Ignorance and Want are perhaps the most blatantly allegorical figures in A Christmas Carol. Collectively, they represent the conditions of the poor: wretched, hungry, and unable to pull themselves from their misery. Scrooge, who has often given the poor little thought beyond general contempt, is forced to look upon society's most vulnerable when the Ghost of Christmas Present shows the two children hiding beneath his robe.
As the Ghost of Christmas Present points out to Scrooge, these two children are the result of a society that disregards the less fortunate:
“Spirit! are they yours?” Scrooge could say no more.
“They are Man’s,” said the Spirit, looking down upon them. “And they cling to me, appealing from their fathers. This boy is Ignorance. This girl is Want. Beware them both, and all of their degree, but most of all beware this boy, for on his brow I see that written which is Doom, unless the writing be erased. Deny it!” cried the Spirit, stretching out its hand towards the city. “Slander those who tell it ye! Admit it for your factious purposes, and make it worse.
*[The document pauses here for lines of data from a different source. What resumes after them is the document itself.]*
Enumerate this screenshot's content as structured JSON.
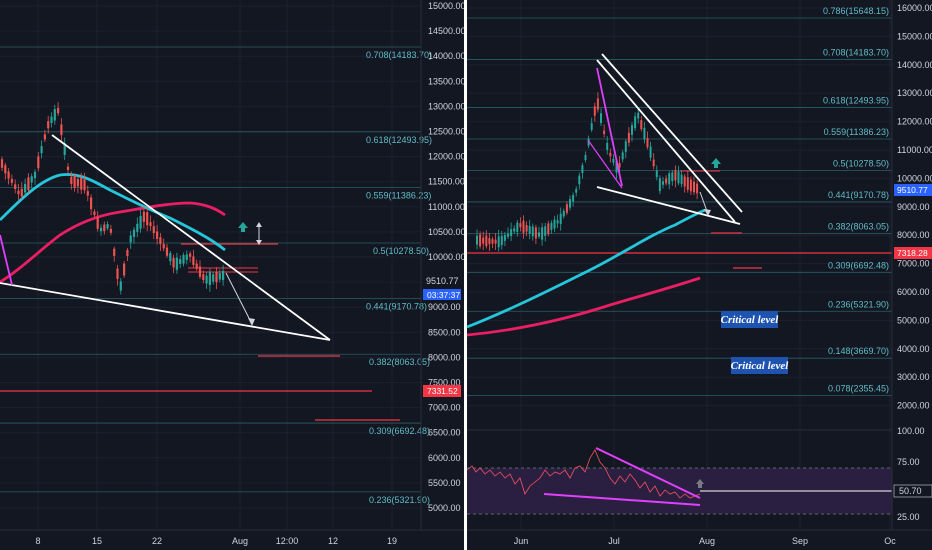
{
  "left_chart": {
    "type": "candlestick",
    "price_axis": [
      "15000.00",
      "14500.00",
      "14000.00",
      "13500.00",
      "13000.00",
      "12500.00",
      "12000.00",
      "11500.00",
      "11000.00",
      "10500.00",
      "10000.00",
      "9500.00",
      "9000.00",
      "8500.00",
      "8000.00",
      "7500.00",
      "7000.00",
      "6500.00",
      "6000.00",
      "5500.00",
      "5000.00"
    ],
    "time_axis": [
      "8",
      "15",
      "22",
      "Aug",
      "12:00",
      "12",
      "19"
    ],
    "fib_levels": [
      "0.708(14183.70)",
      "0.618(12493.95)",
      "0.559(11386.23)",
      "0.5(10278.50)",
      "0.441(9170.78)",
      "0.382(8063.05)",
      "0.309(6692.48)",
      "0.236(5321.90)"
    ],
    "current_price": "9510.77",
    "countdown": "03:37:37",
    "marked_price": "7331.52"
  },
  "right_chart": {
    "type": "candlestick",
    "price_axis": [
      "16000.00",
      "15000.00",
      "14000.00",
      "13000.00",
      "12000.00",
      "11000.00",
      "10000.00",
      "9000.00",
      "8000.00",
      "7000.00",
      "6000.00",
      "5000.00",
      "4000.00",
      "3000.00",
      "2000.00"
    ],
    "time_axis": [
      "Jun",
      "Jul",
      "Aug",
      "Sep",
      "Oc"
    ],
    "fib_levels": [
      "0.786(15648.15)",
      "0.708(14183.70)",
      "0.618(12493.95)",
      "0.559(11386.23)",
      "0.5(10278.50)",
      "0.441(9170.78)",
      "0.382(8063.05)",
      "0.309(6692.48)",
      "0.236(5321.90)",
      "0.148(3669.70)",
      "0.078(2355.45)"
    ],
    "current_price": "9510.77",
    "marked_price": "7318.28",
    "annotations": [
      "Critical level",
      "Critical level"
    ]
  },
  "oscillator": {
    "axis": [
      "100.00",
      "75.00",
      "25.00"
    ],
    "value_label": "50.70"
  },
  "chart_data": [
    {
      "type": "candlestick",
      "title": "",
      "ylim": [
        4800,
        15100
      ],
      "fib_values": [
        14183.7,
        12493.95,
        11386.23,
        10278.5,
        9170.78,
        8063.05,
        6692.48,
        5321.9
      ],
      "current_price": 9510.77,
      "marked_price": 7331.52,
      "grid": true
    },
    {
      "type": "candlestick",
      "title": "",
      "ylim": [
        1800,
        16200
      ],
      "fib_values": [
        15648.15,
        14183.7,
        12493.95,
        11386.23,
        10278.5,
        9170.78,
        8063.05,
        6692.48,
        5321.9,
        3669.7,
        2355.45
      ],
      "current_price": 9510.77,
      "marked_price": 7318.28,
      "grid": true
    },
    {
      "type": "line",
      "title": "",
      "ylim": [
        20,
        100
      ],
      "bands": [
        30,
        70
      ],
      "value": 50.7
    }
  ]
}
And bide the end!”
“Have they no refuge or resource?” cried Scrooge.
“Are there no prisons?” said the Spirit, turning on him for the last time with his own words. “Are there no workhouses?”
Of the two children, Ignorance is designated as the more dangerous because ignorance of the misery of the poor—willful or not—only prolongs the social problem of poverty. Want can be relieved, even if only temporarily, but ignorance requires more vigilance to overcome because it requires a lasting change of heart on the part of those who are more privileged. By forcing the needy into workhouses and prisons, the problem itself is not solved, and the cycle of poverty only perpetuates itself.
That Ignorance and Want cling to the Ghost of Christmas Present is especially significant. By tethering these figures to the present moment rather than to the past or future (both of which cannot be accessed), Dickens is emphasizing to his audience that there are children living in poverty right now as the reader is perusing Scrooge's story. There is no room for regret or waiting. No excuses can be made for not helping them, as Scrooge comes to find out. Now that he has a face attached to the general mass of poor people he has so often ignored, Scrooge realizes the callousness of his earlier opinions on how those at society's margins should be treated.